Personal data can be used for great harm as well as for great good. The more that data is shared between organisations then the more value it can create.
But personal privacy is becoming more and more of an issue, although the way firms handle, share and reuse data is much too complicated for most individuals to be fully aware of or able to deal with if data is mishandled.
For the last year I’ve been running roundtables, interviewing experts and going to workshops to try to look for some answers to these problems. This white paper explains some findings so far.
Personal Big Data: Is there a missing third party in our emerging Big Data society?
New Big Data technologies are rapidly changing marketing, healthcare, government, financial services, retailers and whole supply chains.
We are rushing towards a ‘Big Data society’ that is using data analytics to more efficiently target resources and to deliver incredibly personalised user experiences. But the precise use of resources and the personalised delivery of services require access to deeply personal consumer data.
Personal data can be used for great harm as well as for great good. The more that data is shared between organisations then the more value it can create – and the more difficult it is to control who uses it and what they use it for.

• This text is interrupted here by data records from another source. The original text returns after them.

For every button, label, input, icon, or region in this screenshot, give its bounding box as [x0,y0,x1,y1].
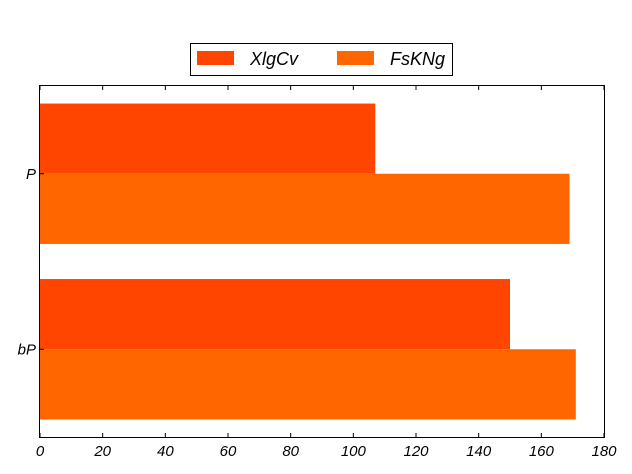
bars-group [40,103,576,420]
legend-label-xlgcv: XlgCv [249,49,299,69]
legend-frame [190,43,453,76]
bar-fskng-bp [40,349,576,420]
x-tick-label-140: 140 [466,443,492,460]
legend-swatch-fskng [337,51,374,65]
x-axis: 0 20 40 60 80 100 120 140 160 180 [36,86,617,460]
y-tick-label-bp: bP [18,341,36,358]
legend-swatch-xlgcv [197,51,234,65]
x-tick-label-180: 180 [591,443,617,460]
y-tick-label-p: P [26,166,36,183]
x-tick-label-60: 60 [220,443,237,460]
x-tick-label-0: 0 [36,443,45,460]
x-tick-label-160: 160 [529,443,555,460]
bar-fskng-p [40,173,570,244]
legend: XlgCv FsKNg [190,43,453,76]
x-tick-label-120: 120 [403,443,429,460]
bar-xlgcv-bp [40,279,510,350]
plot-area-frame [39,85,605,438]
x-tick-label-40: 40 [157,443,174,460]
bar-xlgcv-p [40,103,376,174]
x-tick-label-20: 20 [93,443,111,460]
x-tick-label-100: 100 [341,443,367,460]
legend-label-fskng: FsKNg [390,49,445,69]
y-axis: bP P [18,166,44,358]
x-tick-label-80: 80 [282,443,299,460]
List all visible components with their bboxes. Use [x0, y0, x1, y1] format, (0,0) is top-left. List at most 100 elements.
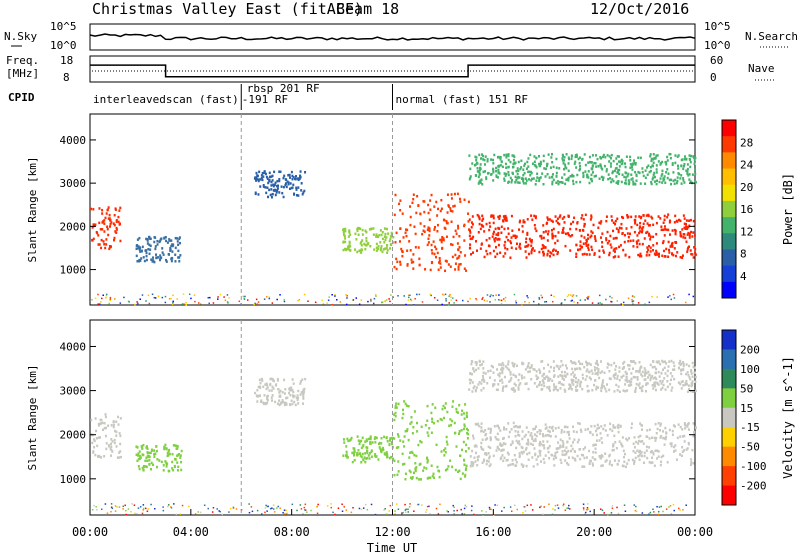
echo-cell: [266, 383, 269, 387]
echo-cell: [618, 440, 621, 443]
echo-cell: [423, 210, 426, 214]
echo-cell: [526, 218, 529, 221]
echo-cell: [436, 419, 439, 423]
echo-cell: [652, 176, 655, 179]
colorbar-swatch: [722, 200, 736, 218]
echo-cell: [645, 231, 648, 235]
echo-cell: [412, 197, 415, 201]
echo-cell: [439, 262, 442, 265]
echo-cell: [285, 396, 288, 400]
echo-cell: [501, 443, 504, 447]
ground-scatter-point: [522, 511, 524, 514]
echo-cell: [684, 381, 687, 385]
echo-cell: [402, 236, 405, 239]
ground-scatter-point: [562, 504, 564, 507]
ground-scatter-point: [109, 298, 112, 300]
echo-cell: [578, 162, 581, 165]
echo-cell: [614, 441, 617, 444]
echo-cell: [278, 177, 281, 181]
ground-scatter-point: [146, 510, 149, 513]
echo-cell: [170, 239, 173, 242]
echo-cell: [266, 186, 269, 189]
echo-cell: [600, 157, 603, 160]
ground-scatter-point: [256, 509, 259, 512]
echo-cell: [480, 445, 483, 449]
echo-cell: [569, 235, 572, 238]
echo-cell: [304, 377, 307, 381]
ground-scatter-point: [238, 300, 241, 303]
echo-cell: [401, 452, 404, 456]
ground-scatter-point: [611, 505, 614, 507]
ground-scatter-point: [463, 513, 466, 515]
ground-scatter-point: [141, 512, 144, 515]
echo-cell: [427, 226, 430, 229]
echo-cell: [515, 235, 518, 238]
ground-scatter-point: [383, 509, 385, 511]
echo-cell: [513, 425, 516, 429]
echo-cell: [367, 437, 370, 441]
echo-cell: [682, 361, 685, 364]
echo-cell: [648, 234, 651, 237]
echo-cell: [682, 384, 685, 387]
echo-cell: [582, 448, 585, 451]
echo-cell: [535, 156, 538, 160]
echo-cell: [265, 175, 268, 179]
echo-cell: [631, 163, 634, 166]
echo-cell: [603, 164, 606, 168]
echo-cell: [110, 438, 113, 441]
echo-cell: [380, 245, 383, 248]
echo-cell: [100, 246, 103, 250]
echo-cell: [378, 446, 381, 449]
ground-scatter-point: [161, 296, 164, 299]
echo-cell: [507, 363, 510, 366]
echo-cell: [547, 153, 550, 156]
echo-cell: [534, 437, 537, 441]
echo-cell: [286, 180, 289, 183]
echo-cell: [535, 374, 538, 377]
ground-scatter-point: [171, 303, 174, 306]
echo-cell: [634, 161, 637, 165]
echo-cell: [577, 421, 580, 425]
echo-cell: [457, 432, 460, 435]
echo-cell: [388, 443, 391, 447]
echo-cell: [688, 364, 691, 368]
echo-cell: [634, 386, 637, 390]
echo-cell: [567, 233, 570, 237]
ground-scatter-point: [207, 296, 210, 299]
echo-cell: [554, 435, 557, 438]
echo-cell: [593, 366, 596, 369]
echo-cell: [530, 214, 533, 217]
echo-cell: [571, 456, 574, 459]
echo-cell: [499, 164, 502, 167]
ground-scatter-point: [568, 504, 570, 507]
ground-scatter-point: [268, 296, 271, 298]
echo-cell: [525, 442, 528, 446]
echo-cell: [302, 397, 305, 400]
echo-cell: [282, 176, 285, 180]
ground-scatter-point: [538, 303, 540, 305]
echo-cell: [387, 232, 390, 235]
echo-cell: [356, 229, 359, 233]
ground-scatter-point: [448, 295, 450, 297]
echo-cell: [397, 435, 400, 438]
echo-cell: [264, 186, 267, 189]
echo-cell: [591, 154, 594, 157]
echo-cell: [293, 193, 296, 196]
echo-cell: [492, 249, 495, 253]
echo-cell: [271, 179, 274, 182]
echo-cell: [639, 216, 642, 220]
echo-cell: [301, 378, 304, 381]
echo-cell: [471, 215, 474, 218]
echo-cell: [561, 439, 564, 443]
echo-cell: [101, 208, 104, 212]
ground-scatter-point: [136, 303, 139, 306]
echo-cell: [380, 442, 383, 445]
ground-scatter-point: [136, 301, 138, 303]
echo-cell: [386, 439, 389, 443]
echo-cell: [683, 163, 686, 166]
echo-cell: [596, 362, 599, 365]
echo-cell: [617, 255, 620, 258]
ground-scatter-point: [526, 295, 528, 297]
nsearch-tick-top: 10^5: [704, 20, 731, 33]
echo-cell: [590, 245, 593, 249]
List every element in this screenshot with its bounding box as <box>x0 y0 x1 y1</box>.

The change in how organisations use our personal data is happening whether we like it or not and we risk destroying trust if consumers are harmed or even surprised, by how their personal data is used. We need consumers to trust how their data is used or they will be slower to engage by sharing their data. This will delay the benefits of a Big Data society and leave the UK to be potentially overtaken by other countries with a different view of the importance of consumer trust.
But current systems of legislation and regulation are based on older technologies and ways of working that did not include cheap access to mass data sharing capabilities and personalised data analysis in real-time.
Our investigation incorporates the views of experts from regulators, government, commercial data firms and consumer privacy organisations. It concludes that there are several missing roles in our emerging Big Data society – a missing ‘Third Party’.
This ‘Third Party’ would support individual consumers to deal with networks of large and small firms; help firms to share and use data in new ways in return for doing so appropriately; aid regulators to bridge the gap between the market and individual consumers, staff and firms; and give privacy and consumer organisations a platform to help more consumers and to engage with more firms.
We propose a solution, a design for a ‘Third Party’ that engages the attention and resources of the different stakeholders to watch and help each other. Firms would have a strong interest in behaving appropriately; and in turn they would encourage their staff to behave appropriately and become more successful in the process.